Some limited state and local aid. The bill includes no broad assistance for state and local governments. But it does include targeted funding for mass transit, schools, and coronavirus vaccine distribution. It also would allow states to spend any unused CARES Act funding next year.
What about deducting business expenses funded with PPP loans? It looks like the final version allows firms to deduct those costs—with some limits—even though they already were paid for once by taxpayers. Tax experts (and Treasury Secretary Steven Mnuchin) say the idea is a classic double-dip that will mostly benefit large firms but business lobbied hard for the provision.
And other taxes? The bill expands the Earned Income Tax Credit. It also restores the full tax deduction for business meals and entertainment, permanently retains a cut in excise taxes for beer, wine and distilled spirits, and temporarily extends a collection of other tax extenders, including the New Markets and Work Opportunity tax credits, and several alternative energy-related provisions.
Speaking of government loans… Republican Rep. Frank Hill, a member of the House Committee on Oversight and Government Reform, wants to know why the Pentagon lent shipping and logistics firm YRC Worldwide $700 million under the CARES Act. The Defense Department calls the business a critical company, but Hill questions whether YRC is essential to national security. Hill says Treasury Secretary Steven Mnuchin should have blocked the loan, but Mnuchin says the Pentagon was responsible.
Michigan House passes property tax break for solar farms. The bills would impose a payment-in-lieu-of-taxes system for personal property taxes on expensive solar farm equipment ($4,000 per megawatt of generation and $500 for battery storage devices). Local governments fear the provision would lower their property tax revenue by 20 percent.

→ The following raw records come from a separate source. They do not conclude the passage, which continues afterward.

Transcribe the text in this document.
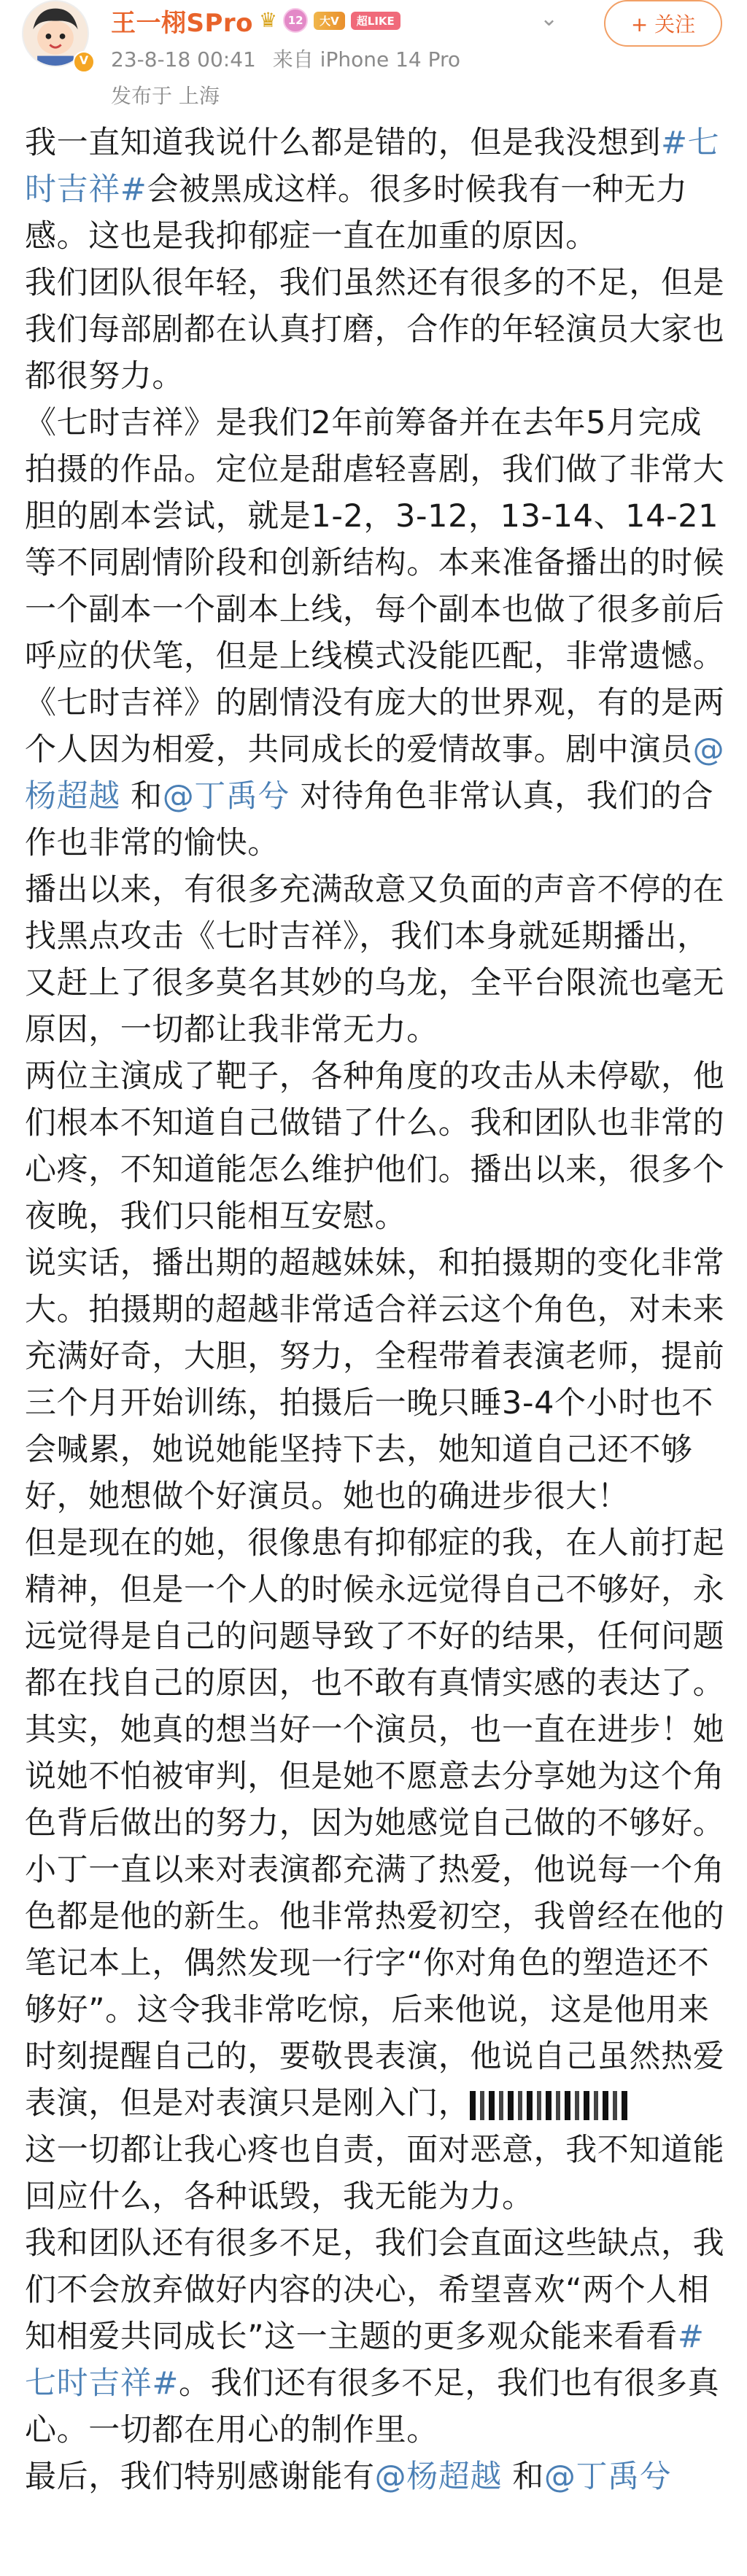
V
王一栩SPro ♛ 12	大V	超LIKE	⌄	+ 关注
23-8-18 00:41 来自 iPhone 14 Pro
发布于 上海

我一直知道我说什么都是错的，但是我没想到#七时吉祥#会被黑成这样。很多时候我有一种无力感。这也是我抑郁症一直在加重的原因。

我们团队很年轻，我们虽然还有很多的不足，但是我们每部剧都在认真打磨，合作的年轻演员大家也都很努力。

《七时吉祥》是我们2年前筹备并在去年5月完成拍摄的作品。定位是甜虐轻喜剧，我们做了非常大胆的剧本尝试，就是1-2，3-12，13-14、14-21等不同剧情阶段和创新结构。本来准备播出的时候一个副本一个副本上线，每个副本也做了很多前后呼应的伏笔，但是上线模式没能匹配，非常遗憾。

《七时吉祥》的剧情没有庞大的世界观，有的是两个人因为相爱，共同成长的爱情故事。剧中演员@杨超越 和@丁禹兮 对待角色非常认真，我们的合作也非常的愉快。

播出以来，有很多充满敌意又负面的声音不停的在找黑点攻击《七时吉祥》，我们本身就延期播出，又赶上了很多莫名其妙的乌龙，全平台限流也毫无原因，一切都让我非常无力。

两位主演成了靶子，各种角度的攻击从未停歇，他们根本不知道自己做错了什么。我和团队也非常的心疼，不知道能怎么维护他们。播出以来，很多个夜晚，我们只能相互安慰。

说实话，播出期的超越妹妹，和拍摄期的变化非常大。拍摄期的超越非常适合祥云这个角色，对未来充满好奇，大胆，努力，全程带着表演老师，提前三个月开始训练，拍摄后一晚只睡3-4个小时也不会喊累，她说她能坚持下去，她知道自己还不够好，她想做个好演员。她也的确进步很大！

但是现在的她，很像患有抑郁症的我，在人前打起精神，但是一个人的时候永远觉得自己不够好，永远觉得是自己的问题导致了不好的结果，任何问题都在找自己的原因，也不敢有真情实感的表达了。其实，她真的想当好一个演员，也一直在进步！她说她不怕被审判，但是她不愿意去分享她为这个角色背后做出的努力，因为她感觉自己做的不够好。

小丁一直以来对表演都充满了热爱，他说每一个角色都是他的新生。他非常热爱初空，我曾经在他的笔记本上，偶然发现一行字“你对角色的塑造还不够好”。这令我非常吃惊，后来他说，这是他用来时刻提醒自己的，要敬畏表演，他说自己虽然热爱表演，但是对表演只是刚入门，

这一切都让我心疼也自责，面对恶意，我不知道能回应什么，各种诋毁，我无能为力。

我和团队还有很多不足，我们会直面这些缺点，我们不会放弃做好内容的决心，希望喜欢“两个人相知相爱共同成长”这一主题的更多观众能来看看#七时吉祥#。我们还有很多不足，我们也有很多真心。一切都在用心的制作里。

最后，我们特别感谢能有@杨超越 和@丁禹兮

In Washington State, Gov. Jay Inslee seeks new taxes on capital gains and health insurers. The revenue would help support an increase in the state’s minimum weekly unemployment benefit from $201 to $270. The new taxes, which would take effect in 2022, include a new 9-percent capital gains levy and a monthly $3 tax on health insurers for each person they cover. In the short run, Inslee would fund government operations by pulling money from the state’s rainy day fund. The new taxes and spending plan are part of his two-year $57.6 billion budget proposal.